- Born: Andrew James Kadoorie McAulay 1967 or 1968 (age 58–59)
- Citizenship: British
- Education: University of Oxford
- Spouse: Frances Yung
- Parent(s): Ronald James McAulay Rita Laura Kadoorie
- Relatives: Sir Michael Kadoorie (uncle)

= Andrew McAulay =

Hong Kong businessman

Andrew James Kadoorie McAulay (born 1967/1968) is a British businessman and philanthropist. He is a member of the Kadoorie family. As of December 2022, the family net worth is estimated at $11.5 billion.

==Early life==
Andrew McAulay is the son of billionaire Ronald McAulay and his wife, Rita, sister of fellow Hong Kong billionaire Sir Michael Kadoorie. He has a bachelor's degree in law from the University of Oxford.

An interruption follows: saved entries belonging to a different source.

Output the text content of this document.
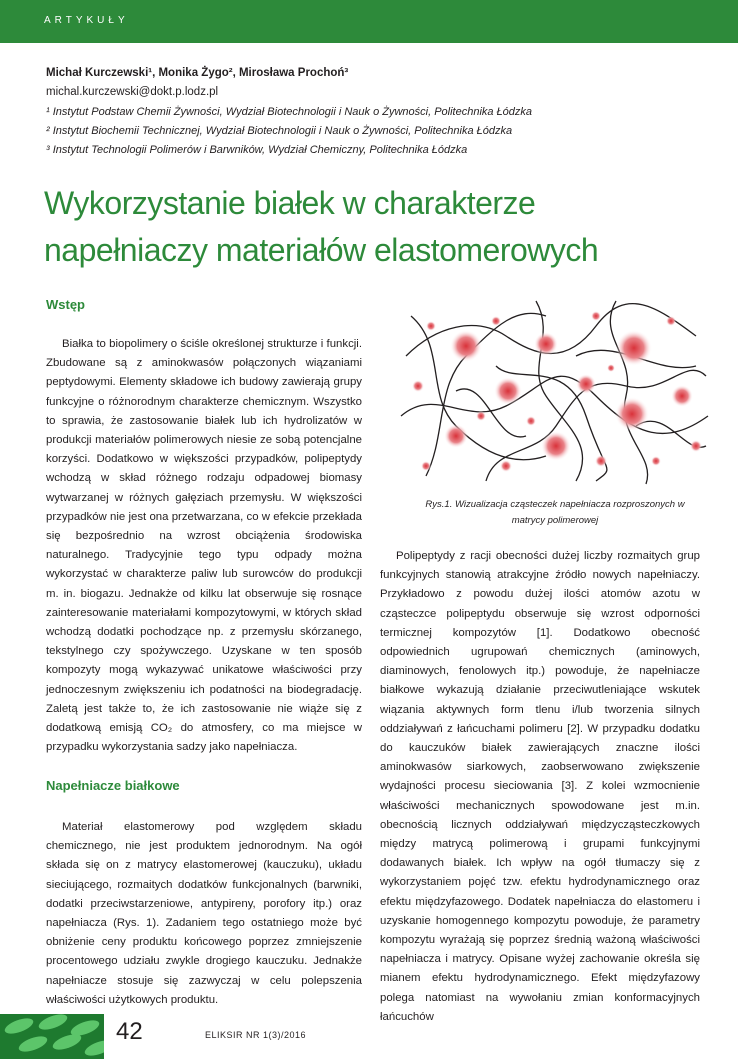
ARTYKUŁY
Michał Kurczewski¹, Monika Żygo², Mirosława Prochoń³
michal.kurczewski@dokt.p.lodz.pl
¹ Instytut Podstaw Chemii Żywności, Wydział Biotechnologii i Nauk o Żywności, Politechnika Łódzka
² Instytut Biochemii Technicznej, Wydział Biotechnologii i Nauk o Żywności, Politechnika Łódzka
³ Instytut Technologii Polimerów i Barwników, Wydział Chemiczny, Politechnika Łódzka
Wykorzystanie białek w charakterze
napełniaczy materiałów elastomerowych
Wstęp

Białka to biopolimery o ściśle określonej strukturze i funkcji. Zbudowane są z aminokwasów połączonych wiązaniami peptydowymi. Elementy składowe ich budowy zawierają grupy funkcyjne o różnorodnym charakterze chemicznym. Wszystko to sprawia, że zastosowanie białek lub ich hydrolizatów w produkcji materiałów polimerowych niesie ze sobą potencjalne korzyści. Dodatkowo w większości przypadków, polipeptydy wchodzą w skład różnego rodzaju odpadowej biomasy wytwarzanej w różnych gałęziach przemysłu. W większości przypadków nie jest ona przetwarzana, co w efekcie przekłada się bezpośrednio na wzrost obciążenia środowiska naturalnego. Tradycyjnie tego typu odpady można wykorzystać w charakterze paliw lub surowców do produkcji m. in. biogazu. Jednakże od kilku lat obserwuje się rosnące zainteresowanie materiałami kompozytowymi, w których skład wchodzą dodatki pochodzące np. z przemysłu skórzanego, tekstylnego czy spożywczego. Uzyskane w ten sposób kompozyty mogą wykazywać unikatowe właściwości przy jednoczesnym zwiększeniu ich podatności na biodegradację. Zaletą jest także to, że ich zastosowanie nie wiąże się z dodatkową emisją CO₂ do atmosfery, co ma miejsce w przypadku wykorzystania sadzy jako napełniacza.

Napełniacze białkowe

Materiał elastomerowy pod względem składu chemicznego, nie jest produktem jednorodnym. Na ogół składa się on z matrycy elastomerowej (kauczuku), układu sieciującego, rozmaitych dodatków funkcjonalnych (barwniki, dodatki przeciwstarzeniowe, antypireny, porofory itp.) oraz napełniacza (Rys. 1). Zadaniem tego ostatniego może być obniżenie ceny produktu końcowego poprzez zmniejszenie procentowego udziału zwykle drogiego kauczuku. Jednakże napełniacze stosuje się zazwyczaj w celu polepszenia właściwości użytkowych produktu.

Rys.1. Wizualizacja cząsteczek napełniacza rozproszonych w matrycy polimerowej

Polipeptydy z racji obecności dużej liczby rozmaitych grup funkcyjnych stanowią atrakcyjne źródło nowych napełniaczy. Przykładowo z powodu dużej ilości atomów azotu w cząsteczce polipeptydu obserwuje się wzrost odporności termicznej kompozytów [1]. Dodatkowo obecność odpowiednich ugrupowań chemicznych (aminowych, diaminowych, fenolowych itp.) powoduje, że napełniacze białkowe wykazują działanie przeciwutleniające wskutek wiązania aktywnych form tlenu i/lub tworzenia silnych oddziaływań z łańcuchami polimeru [2]. W przypadku dodatku do kauczuków białek zawierających znaczne ilości aminokwasów siarkowych, zaobserwowano zwiększenie wydajności procesu sieciowania [3]. Z kolei wzmocnienie właściwości mechanicznych spowodowane jest m.in. obecnością licznych oddziaływań międzycząsteczkowych między matrycą polimerową i grupami funkcyjnymi dodawanych białek. Ich wpływ na ogół tłumaczy się z wykorzystaniem pojęć tzw. efektu hydrodynamicznego oraz efektu międzyfazowego. Dodatek napełniacza do elastomeru i uzyskanie homogennego kompozytu powoduje, że parametry kompozytu wyrażają się poprzez średnią ważoną właściwości napełniacza i matrycy. Opisane wyżej zachowanie określa się mianem efektu hydrodynamicznego. Efekt międzyfazowy polega natomiast na wywołaniu zmian konformacyjnych łańcuchów

42	ELIKSIR NR 1(3)/2016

He was in a relationship with Vanessa W. Liu, Founder of Sugarwork and member of Harvard Board of Overseers, from 1997 to 2000.
==Career==
McAulay is credited with a critical role in Citadel LLC's expansion in Asia. He sat on the board of trustees of Institut Le Rosey and was a member of the Bilderberg Group. In addition, he was patron of China Development Forum and active in Dialog and Yellowstone Club.